Our goal is to preserve this unique piece of history in a beautiful way that encourages others who may find themselves in similar circumstances while supporting relief and rebuilding efforts. 

Where it all began…

On Sunday, October 8, 2017, during severe red-flag warning conditions, a series of wildfires broke out across Sonoma and Napa counties, ultimately burning over 160,000 acres, claiming 31 lives, and destroying over 7,800 structures before being fully extinguished on October 31st.

It was a devastating blow to our community.

 
 
 
 
 

As the dust settled, and the acute needs were less pronounced, I began photographing friends, and friends of friends in the fire zone where their homes used to be with the hope that it would give them a place to start the rebuilding process.
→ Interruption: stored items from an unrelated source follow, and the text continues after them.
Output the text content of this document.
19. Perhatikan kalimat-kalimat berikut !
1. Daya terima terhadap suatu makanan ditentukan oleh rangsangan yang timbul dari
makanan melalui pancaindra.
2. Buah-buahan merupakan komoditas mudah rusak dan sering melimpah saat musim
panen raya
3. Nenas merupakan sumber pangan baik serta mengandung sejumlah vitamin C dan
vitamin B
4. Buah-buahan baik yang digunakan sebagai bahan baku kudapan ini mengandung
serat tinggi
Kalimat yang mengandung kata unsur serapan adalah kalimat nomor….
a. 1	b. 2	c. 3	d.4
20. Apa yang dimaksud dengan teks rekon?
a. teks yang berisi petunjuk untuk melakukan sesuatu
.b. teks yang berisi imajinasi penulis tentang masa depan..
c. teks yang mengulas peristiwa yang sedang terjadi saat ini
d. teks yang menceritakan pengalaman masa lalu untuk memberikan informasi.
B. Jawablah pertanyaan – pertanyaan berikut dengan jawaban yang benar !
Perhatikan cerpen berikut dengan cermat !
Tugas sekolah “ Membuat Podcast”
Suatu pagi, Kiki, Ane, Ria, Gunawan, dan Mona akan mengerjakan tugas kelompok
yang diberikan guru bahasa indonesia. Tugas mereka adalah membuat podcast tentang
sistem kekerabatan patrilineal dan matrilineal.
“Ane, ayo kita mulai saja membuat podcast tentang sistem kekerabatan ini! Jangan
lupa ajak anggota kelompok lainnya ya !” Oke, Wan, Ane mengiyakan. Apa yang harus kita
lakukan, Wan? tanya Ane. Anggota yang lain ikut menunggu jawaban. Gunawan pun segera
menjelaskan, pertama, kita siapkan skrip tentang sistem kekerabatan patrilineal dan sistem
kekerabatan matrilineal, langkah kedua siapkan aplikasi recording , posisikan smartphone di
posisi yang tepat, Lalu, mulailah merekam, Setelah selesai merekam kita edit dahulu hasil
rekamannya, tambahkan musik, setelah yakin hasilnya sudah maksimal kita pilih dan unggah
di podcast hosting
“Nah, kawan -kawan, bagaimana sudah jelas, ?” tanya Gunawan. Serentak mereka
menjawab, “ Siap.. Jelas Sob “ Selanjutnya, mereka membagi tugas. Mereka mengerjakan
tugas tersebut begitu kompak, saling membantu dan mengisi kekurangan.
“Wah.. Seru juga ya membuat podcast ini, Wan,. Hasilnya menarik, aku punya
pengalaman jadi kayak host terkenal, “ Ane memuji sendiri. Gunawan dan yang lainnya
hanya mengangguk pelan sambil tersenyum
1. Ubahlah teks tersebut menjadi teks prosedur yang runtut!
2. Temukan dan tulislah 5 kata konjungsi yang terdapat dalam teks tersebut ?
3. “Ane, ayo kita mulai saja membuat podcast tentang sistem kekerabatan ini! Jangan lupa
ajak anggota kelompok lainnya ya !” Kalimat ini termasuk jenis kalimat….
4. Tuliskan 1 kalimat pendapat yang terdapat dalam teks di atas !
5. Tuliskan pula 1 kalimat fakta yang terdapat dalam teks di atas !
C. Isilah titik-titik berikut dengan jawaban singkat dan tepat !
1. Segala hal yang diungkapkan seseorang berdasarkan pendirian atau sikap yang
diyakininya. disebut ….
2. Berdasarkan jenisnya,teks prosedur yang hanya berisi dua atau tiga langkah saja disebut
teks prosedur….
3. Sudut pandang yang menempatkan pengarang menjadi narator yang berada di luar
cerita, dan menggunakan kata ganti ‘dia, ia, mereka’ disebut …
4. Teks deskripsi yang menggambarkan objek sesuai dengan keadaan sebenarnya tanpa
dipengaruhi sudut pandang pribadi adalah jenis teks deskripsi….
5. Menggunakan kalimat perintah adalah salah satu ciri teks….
And so I went and met each family, photographing them on black and white film only, with the intention of coming back a year later to photograph them all again, this time in color, as a tribute to how far they’ve come. At the time, my intention for the work was to keep it entirely private, but after seeing the body of work and being encouraged to share these stories, I knew they had to be told.

 
 

When I look at these portraits and talk with each family as they move forward, I am reminded so clearly of Kintsugi, a Japanese art from where broken ceramics are mended by gold. The belief is that the object is more beautiful for having been broken. Stronger too. And that the cracks are a tribute to it’s history. 
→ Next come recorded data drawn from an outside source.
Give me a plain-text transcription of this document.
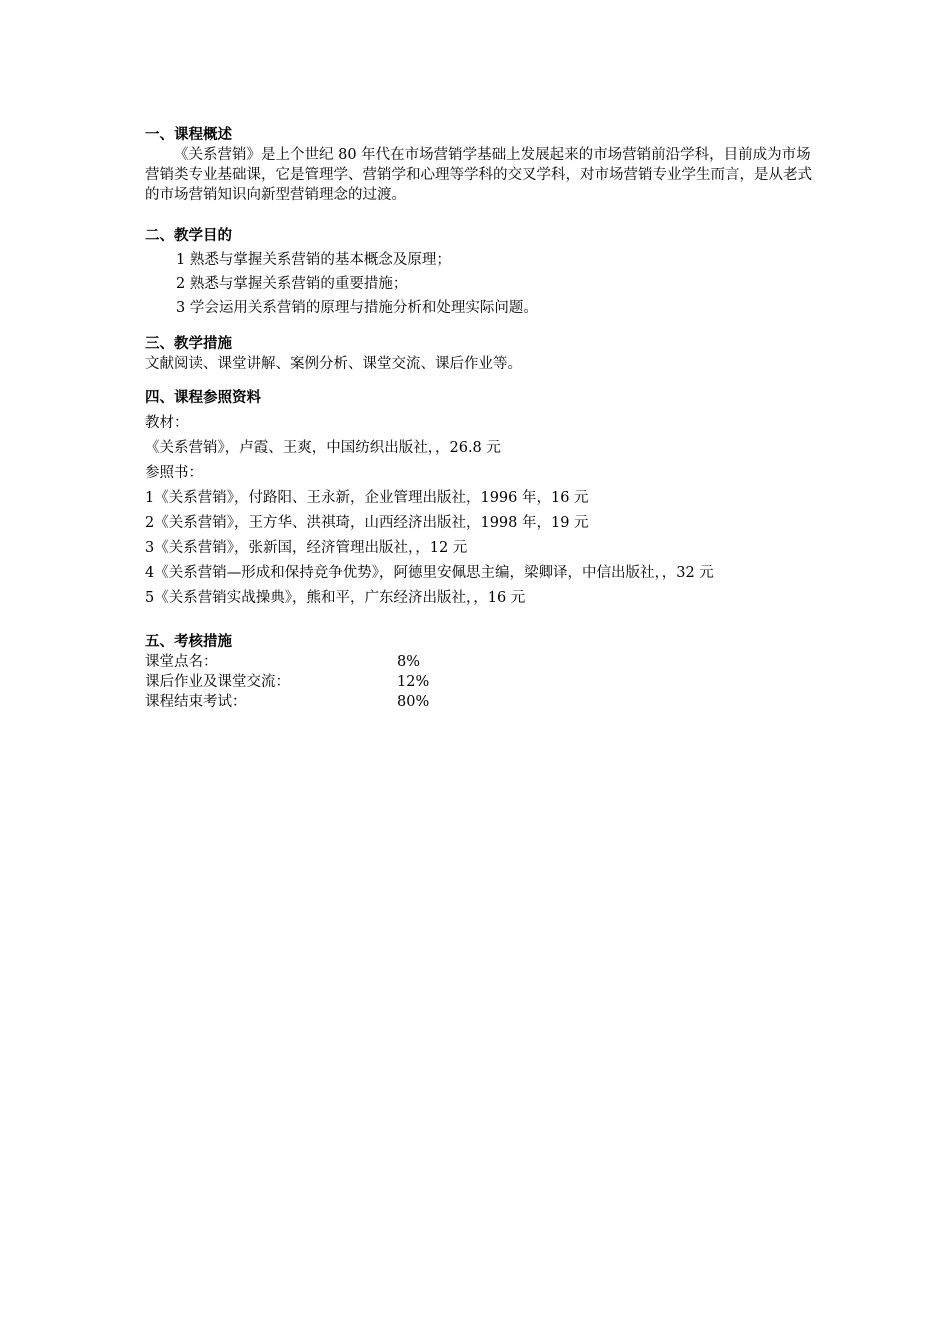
一、课程概述
《关系营销》是上个世纪 80 年代在市场营销学基础上发展起来的市场营销前沿学科，目前成为市场营销类专业基础课，它是管理学、营销学和心理等学科的交叉学科，对市场营销专业学生而言，是从老式的市场营销知识向新型营销理念的过渡。
二、教学目的
1 熟悉与掌握关系营销的基本概念及原理；
2 熟悉与掌握关系营销的重要措施；
3 学会运用关系营销的原理与措施分析和处理实际问题。
三、教学措施
文献阅读、课堂讲解、案例分析、课堂交流、课后作业等。
四、课程参照资料
教材：
《关系营销》，卢霞、王爽，中国纺织出版社，，26.8 元
参照书：
1《关系营销》，付路阳、王永新，企业管理出版社，1996 年，16 元
2《关系营销》，王方华、洪祺琦，山西经济出版社，1998 年，19 元
3《关系营销》，张新国，经济管理出版社，，12 元
4《关系营销—形成和保持竞争优势》，阿德里安佩思主编，梁卿译，中信出版社，，32 元
5《关系营销实战操典》，熊和平，广东经济出版社，，16 元
五、考核措施
课堂点名：	8%
课后作业及课堂交流：	12%
课程结束考试：	80%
This project is my way of attempting to put gold in the cracks of our community and to honor these families and their unwavering resolve to mend their lives. 

I have been trusted by every person I photographed, to be the keeper of their stories. As that keeper, and as someone who hopes to preserve this unique piece of history in a beautiful way, I am asking you for your help in keeping them alive. So that we can all remember, who we are, why we’re here, and that we are all stronger in our broken places. 

Our goal is to raise $30,000 by the first anniversary of the fires, on October 8th, 2018, which will make it possible to film a digital short during the one year anniversary photoshoots that will then be used to promote and raise additional funds needed to produce a full-length feature documentary and action campaign aimed to help first responders, relief, and rebuilding efforts.

Thank you for your support and for being the gold in the mending of our community.